[Relationship between the level of RRM1 expression and the sensitivity to gemcitabine in the esophageal squamous cell carcinoma cell lines].

OBJECTIVE

Ribonucleotide reductase subunit M1 (RRM1) is the intracellular target of gemcitabine (GEM). The aim of this study is to explore the relationship between the level of RRM1 expression and the sensitivity to GEM in the esophageal squamous cell carcinoma cell lines.

METHODS

Four esophageal squamous cell carcinoma cell lines (Kyse-150, Kyse-450, 9706 and Eca-109) were cultured in vitro. In the same period, RRM1 expression level was measured by RT-PCR and Western blot, and cell sensitivity to GEM was determined by CCK-8 assay. The relation between cell sensitivity and RRM1 expression was further analyzed. Kyse-450 cells were continuously cultured in the medium containing 50 nM GEM. RRM1 expression was measured at different time points to monitor the dynamic changes in the surviving cells. Inhibition of RRM1 expression by RNAi method was applied and the effect on GEM-sensitivity was further examined.

RESULTS

The IC(50) of Eca-109, Kyse-150, Kyse-450 and 9706 cells were (0.92 +/- 0.17), (0.48 +/- 0.11), (0.29 +/- 0.06) and (0.02 +/- 0.01) mmol/L, respectively. The expressions of RRM1 protein and mRNA of Eca-109 cell line were the highest detected by Western blot and RT-PCR, followed by Kyse-150 and Kyse-450, and the lowest one was 9706 cell line.
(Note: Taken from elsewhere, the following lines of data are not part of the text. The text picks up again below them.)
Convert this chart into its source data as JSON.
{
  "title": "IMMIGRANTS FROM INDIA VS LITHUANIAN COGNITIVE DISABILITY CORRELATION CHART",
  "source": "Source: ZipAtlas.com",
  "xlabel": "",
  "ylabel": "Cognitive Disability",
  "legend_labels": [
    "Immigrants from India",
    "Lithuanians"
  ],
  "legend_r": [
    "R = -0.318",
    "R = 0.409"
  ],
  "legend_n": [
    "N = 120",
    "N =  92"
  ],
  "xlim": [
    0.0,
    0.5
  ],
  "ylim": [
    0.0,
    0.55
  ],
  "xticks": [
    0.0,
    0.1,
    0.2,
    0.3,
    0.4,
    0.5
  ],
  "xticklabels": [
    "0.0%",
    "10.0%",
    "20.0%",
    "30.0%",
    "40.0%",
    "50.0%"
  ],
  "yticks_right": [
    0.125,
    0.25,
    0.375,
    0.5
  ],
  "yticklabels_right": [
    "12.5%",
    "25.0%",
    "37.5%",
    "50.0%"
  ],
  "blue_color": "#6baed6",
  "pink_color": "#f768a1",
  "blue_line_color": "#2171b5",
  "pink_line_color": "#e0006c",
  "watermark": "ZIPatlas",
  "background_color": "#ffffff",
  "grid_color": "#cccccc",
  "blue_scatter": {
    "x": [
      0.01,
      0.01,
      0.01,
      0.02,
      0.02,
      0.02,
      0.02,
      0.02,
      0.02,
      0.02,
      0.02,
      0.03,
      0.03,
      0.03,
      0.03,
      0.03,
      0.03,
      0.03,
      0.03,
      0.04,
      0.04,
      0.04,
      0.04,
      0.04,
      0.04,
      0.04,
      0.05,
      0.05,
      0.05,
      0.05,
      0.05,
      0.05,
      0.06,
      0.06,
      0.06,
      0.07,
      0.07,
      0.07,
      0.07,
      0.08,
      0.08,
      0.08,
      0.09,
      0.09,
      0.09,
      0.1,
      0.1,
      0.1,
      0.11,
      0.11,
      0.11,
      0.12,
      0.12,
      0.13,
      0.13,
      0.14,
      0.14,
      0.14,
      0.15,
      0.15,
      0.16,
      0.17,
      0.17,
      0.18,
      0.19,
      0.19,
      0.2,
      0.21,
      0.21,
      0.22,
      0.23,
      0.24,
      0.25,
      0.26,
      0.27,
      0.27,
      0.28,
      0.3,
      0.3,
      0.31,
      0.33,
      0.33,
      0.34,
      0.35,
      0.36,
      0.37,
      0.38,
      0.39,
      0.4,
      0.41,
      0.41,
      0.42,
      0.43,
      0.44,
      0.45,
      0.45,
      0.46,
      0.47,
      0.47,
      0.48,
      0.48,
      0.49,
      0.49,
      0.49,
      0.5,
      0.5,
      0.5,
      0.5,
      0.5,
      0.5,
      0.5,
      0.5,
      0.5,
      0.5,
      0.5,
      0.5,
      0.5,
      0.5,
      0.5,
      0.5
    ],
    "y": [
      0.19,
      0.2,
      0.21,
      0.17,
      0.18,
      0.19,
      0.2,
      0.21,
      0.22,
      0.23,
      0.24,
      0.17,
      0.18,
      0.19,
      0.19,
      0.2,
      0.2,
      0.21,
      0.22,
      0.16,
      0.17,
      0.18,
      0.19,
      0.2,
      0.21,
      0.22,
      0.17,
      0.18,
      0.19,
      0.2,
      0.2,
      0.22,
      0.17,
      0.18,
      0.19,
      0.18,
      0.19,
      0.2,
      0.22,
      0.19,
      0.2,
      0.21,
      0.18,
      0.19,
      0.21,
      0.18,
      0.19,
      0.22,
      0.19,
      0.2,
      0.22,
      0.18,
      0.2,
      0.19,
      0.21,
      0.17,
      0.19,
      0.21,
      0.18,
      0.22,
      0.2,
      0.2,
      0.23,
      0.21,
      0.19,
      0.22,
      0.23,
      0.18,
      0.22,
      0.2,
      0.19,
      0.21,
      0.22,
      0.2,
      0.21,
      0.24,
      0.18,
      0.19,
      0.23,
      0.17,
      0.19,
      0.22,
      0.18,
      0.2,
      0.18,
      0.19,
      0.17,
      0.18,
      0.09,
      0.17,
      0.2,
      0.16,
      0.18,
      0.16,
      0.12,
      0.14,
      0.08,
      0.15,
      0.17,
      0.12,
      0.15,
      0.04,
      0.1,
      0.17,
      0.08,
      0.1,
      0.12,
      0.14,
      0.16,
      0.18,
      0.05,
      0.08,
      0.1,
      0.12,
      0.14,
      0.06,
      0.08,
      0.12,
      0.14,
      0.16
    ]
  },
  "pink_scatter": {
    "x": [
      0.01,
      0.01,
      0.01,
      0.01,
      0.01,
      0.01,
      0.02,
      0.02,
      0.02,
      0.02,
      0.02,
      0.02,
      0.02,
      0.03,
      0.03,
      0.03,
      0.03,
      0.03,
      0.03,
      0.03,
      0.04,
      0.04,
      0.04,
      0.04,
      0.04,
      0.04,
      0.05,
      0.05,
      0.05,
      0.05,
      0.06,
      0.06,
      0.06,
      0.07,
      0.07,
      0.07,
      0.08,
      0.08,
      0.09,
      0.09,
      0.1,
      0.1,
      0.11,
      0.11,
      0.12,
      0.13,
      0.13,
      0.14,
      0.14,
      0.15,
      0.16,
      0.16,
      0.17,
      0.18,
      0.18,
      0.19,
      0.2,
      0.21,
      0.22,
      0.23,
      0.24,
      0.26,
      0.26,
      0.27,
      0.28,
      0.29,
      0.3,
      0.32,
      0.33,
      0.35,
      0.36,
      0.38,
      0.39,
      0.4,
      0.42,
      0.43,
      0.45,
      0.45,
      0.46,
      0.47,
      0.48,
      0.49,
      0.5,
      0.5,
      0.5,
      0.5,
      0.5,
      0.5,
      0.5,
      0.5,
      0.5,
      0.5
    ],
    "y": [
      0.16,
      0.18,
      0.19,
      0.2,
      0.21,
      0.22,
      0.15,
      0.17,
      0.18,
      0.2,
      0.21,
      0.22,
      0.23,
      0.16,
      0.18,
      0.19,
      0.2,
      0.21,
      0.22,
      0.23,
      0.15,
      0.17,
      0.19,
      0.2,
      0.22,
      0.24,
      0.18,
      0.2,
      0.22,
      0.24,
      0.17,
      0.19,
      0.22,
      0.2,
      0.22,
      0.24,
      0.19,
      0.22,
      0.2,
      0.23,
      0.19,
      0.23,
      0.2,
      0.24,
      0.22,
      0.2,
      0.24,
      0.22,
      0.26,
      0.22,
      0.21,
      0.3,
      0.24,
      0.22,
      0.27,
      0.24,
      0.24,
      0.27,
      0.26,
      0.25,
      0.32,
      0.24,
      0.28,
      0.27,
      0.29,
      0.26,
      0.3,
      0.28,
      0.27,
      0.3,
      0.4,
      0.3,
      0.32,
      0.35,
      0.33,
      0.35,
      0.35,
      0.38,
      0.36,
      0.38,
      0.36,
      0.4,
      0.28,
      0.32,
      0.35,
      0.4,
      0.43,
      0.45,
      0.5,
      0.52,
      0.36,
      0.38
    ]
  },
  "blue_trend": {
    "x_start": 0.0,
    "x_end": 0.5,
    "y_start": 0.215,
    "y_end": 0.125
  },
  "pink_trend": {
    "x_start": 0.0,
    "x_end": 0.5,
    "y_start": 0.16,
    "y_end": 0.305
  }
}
When Kyse-450 cells were continuously treated with 50 nmol/L GEM, the level of RRM1 protein was increasing in the surviving cells. RRM1 siRNA could effectively knock down the expression of RRM1 and significantly increase the cell sensitivity to GEM (P = 0.035).

CONCLUSION

The level of RRM1 expression correlates with the cell sensitivity to gemcitabine. The cells with a lower level of RRM1 expression are more sensitive to gemcitabine.